Hari Lahir Pancasila, menandai momen bersejarah ketika Soekarno menyampaikan pidato monumental di hadapan sidang Badan Penyelidik Usaha-Usaha Persiapan Kemerdekaan Indonesia (BPUPKI) pada tahun 1945.
Momen tersebut menjadi tonggak penting dalam perumusan Pancasila sebagai dasar negara Indonesia.
Sidang BPUPKI dan Lahirnya Gagasan Dasar Negara
BPUPKI dibentuk oleh Jepang pada 29 April 1945 untuk mempersiapkan kemerdekaan Indonesia.
Sidang pertamanya dilaksanakan pada 29 Mei hingga 1 Juni 1945 di Gedung Chuo Sangi In, kini dikenal sebagai Gedung Pancasila.
Pada hari terakhir sidang, 1 Juni 1945, Soekarno tampil berpidato tanpa teks dan menyampaikan gagasan tentang dasar negara Indonesia.
Dalam pidato itu, ia mengusulkan lima prinsip utama yang kemudian dikenal sebagai Pancasila, yaitu:
- Kebangsaan Indonesia
- Internasionalisme atau perikemanusiaan
- Mufakat atau demokrasi
- Kesejahteraan sosial
- Ketuhanan Yang Maha Esa
Soekarno mengatakan bahwa kelima prinsip tersebut merupakan dasar filosofis, “philosofische grondslag”, bagi Indonesia Merdeka.
“Philosofische grondslag itulah pundamen, filosofi, pikiran yang sedalam-dalamnya, jiwa… untuk di atasnya didirikan gedung Indonesia Merdeka yang kekal dan abadi,” tegas Soekarno dalam pidatonya.
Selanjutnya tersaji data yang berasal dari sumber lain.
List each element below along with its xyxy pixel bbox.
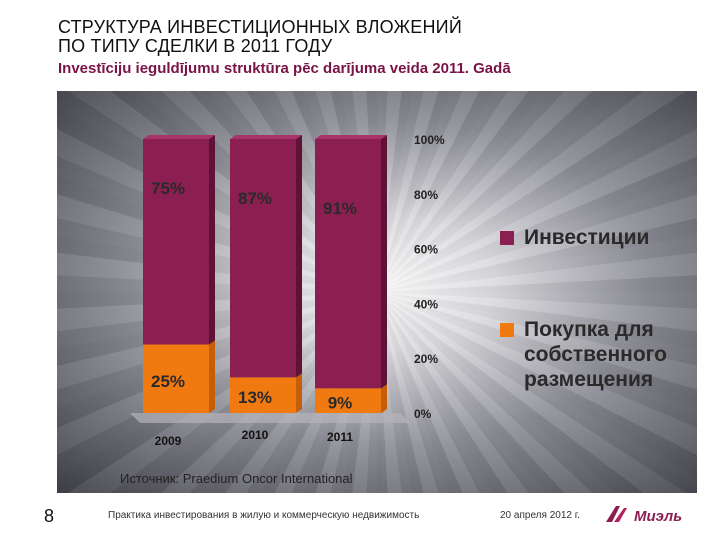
title-line-1: СТРУКТУРА ИНВЕСТИЦИОННЫХ ВЛОЖЕНИЙ — [58, 17, 462, 37]
slide-subtitle: Investīciju ieguldījumu struktūra pēc da… — [58, 60, 511, 77]
bar-segment-2010 — [230, 377, 296, 413]
y-tick-label: 0% — [414, 407, 432, 421]
data-label: 75% — [151, 179, 185, 198]
data-label: 13% — [238, 388, 272, 407]
bar-side-2010 — [296, 373, 302, 413]
bar-side-2009 — [209, 135, 215, 345]
data-label: 87% — [238, 189, 272, 208]
logo-icon: Миэль — [606, 506, 682, 525]
bar-top-2010 — [230, 135, 302, 139]
footer-text: Практика инвестирования в жилую и коммер… — [108, 510, 420, 521]
bar-segment-2009 — [143, 344, 209, 413]
bar-segment-2010 — [230, 139, 296, 378]
data-label: 91% — [323, 199, 357, 218]
company-logo: Миэль — [600, 500, 700, 530]
slide-title: СТРУКТУРА ИНВЕСТИЦИОННЫХ ВЛОЖЕНИЙ ПО ТИП… — [58, 18, 462, 56]
bar-segment-2011 — [315, 388, 381, 413]
y-tick-label: 20% — [414, 352, 438, 366]
legend-swatch-own-use — [500, 323, 514, 337]
y-tick-label: 80% — [414, 188, 438, 202]
legend-swatch-invest — [500, 231, 514, 245]
bar-segment-2011 — [315, 139, 381, 389]
data-label: 25% — [151, 372, 185, 391]
logo-text: Миэль — [634, 508, 682, 525]
legend-label-own-use: Покупка для собственного размещения — [524, 318, 667, 391]
x-tick-label: 2010 — [242, 428, 269, 442]
footer-date: 20 апреля 2012 г. — [500, 510, 580, 521]
x-tick-label: 2011 — [327, 430, 353, 444]
legend-label-invest: Инвестиции — [524, 226, 650, 249]
source-note: Источник: Praedium Oncor International — [120, 471, 353, 486]
bar-side-2011 — [381, 384, 387, 413]
chart-floor — [130, 413, 410, 423]
bar-top-2011 — [315, 135, 387, 139]
data-label: 9% — [328, 394, 353, 413]
title-line-2: ПО ТИПУ СДЕЛКИ В 2011 ГОДУ — [58, 36, 333, 56]
bar-side-2009 — [209, 340, 215, 413]
bar-side-2011 — [381, 135, 387, 389]
page-number: 8 — [44, 506, 55, 526]
bar-side-2010 — [296, 135, 302, 378]
x-tick-label: 2009 — [155, 434, 182, 448]
bar-segment-2009 — [143, 139, 209, 345]
y-tick-label: 40% — [414, 297, 438, 311]
bar-top-2009 — [143, 135, 215, 139]
y-tick-label: 100% — [414, 133, 445, 147]
y-tick-label: 60% — [414, 243, 438, 257]
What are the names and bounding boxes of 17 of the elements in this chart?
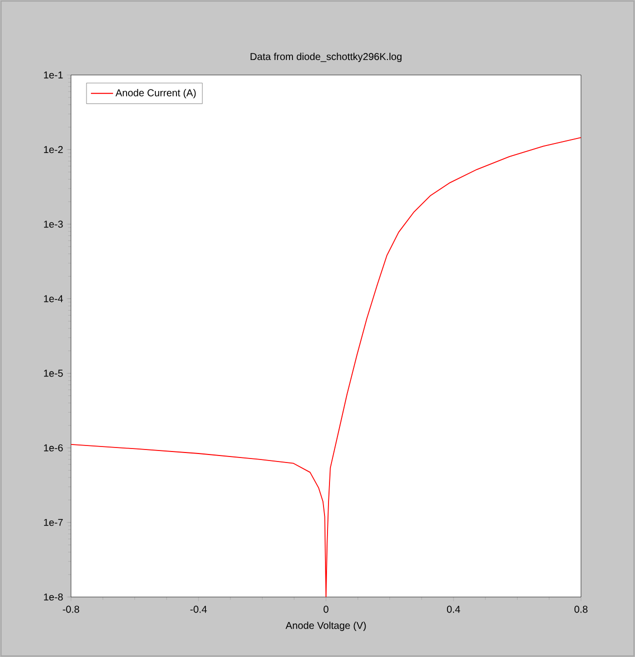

Perjuangan Mencapai Konsensus Nasional
Meski pidato Soekarno menjadi fondasi awal, belum ada kesepakatan final soal dasar negara pada saat itu.
Sebuah Panitia Kecil lalu dibentuk, yang kemudian berkembang menjadi Panitia Sembilan. Hasilnya adalah Piagam Jakarta yang dirumuskan pada 22 Juni 1945.
Namun, butir pertama dalam Piagam Jakarta, yakni “Ketuhanan dengan kewajiban menjalankan syariat Islam bagi pemeluk-pemeluknya”, menimbulkan kontroversi.
Demi persatuan nasional, rumusan itu kemudian diubah menjadi “Ketuhanan Yang Maha Esa” dan disahkan dalam sidang PPKI pada 18 Agustus 1945.
Pancasila resmi dicantumkan dalam Pembukaan UUD 1945 dan ditetapkan sebagai dasar negara Indonesia.
Isi Penggalan Pidato Soekarno 1 Juni 1945
Dalam pidato sepanjang hampir dua jam, Soekarno menyampaikan urgensi kemerdekaan tanpa menunggu semua persoalan negara terselesaikan terlebih dahulu:
“Kalau benar semua hal ini harus diselesaikan lebih dulu, sampai njelimet, maka saya tidak akan mengalami Indonesia Merdeka, tuan tidak akan mengalami Indonesia merdeka, kita semuanya tidak akan mengalami Indonesia merdeka, – sampai di lobang kubur!”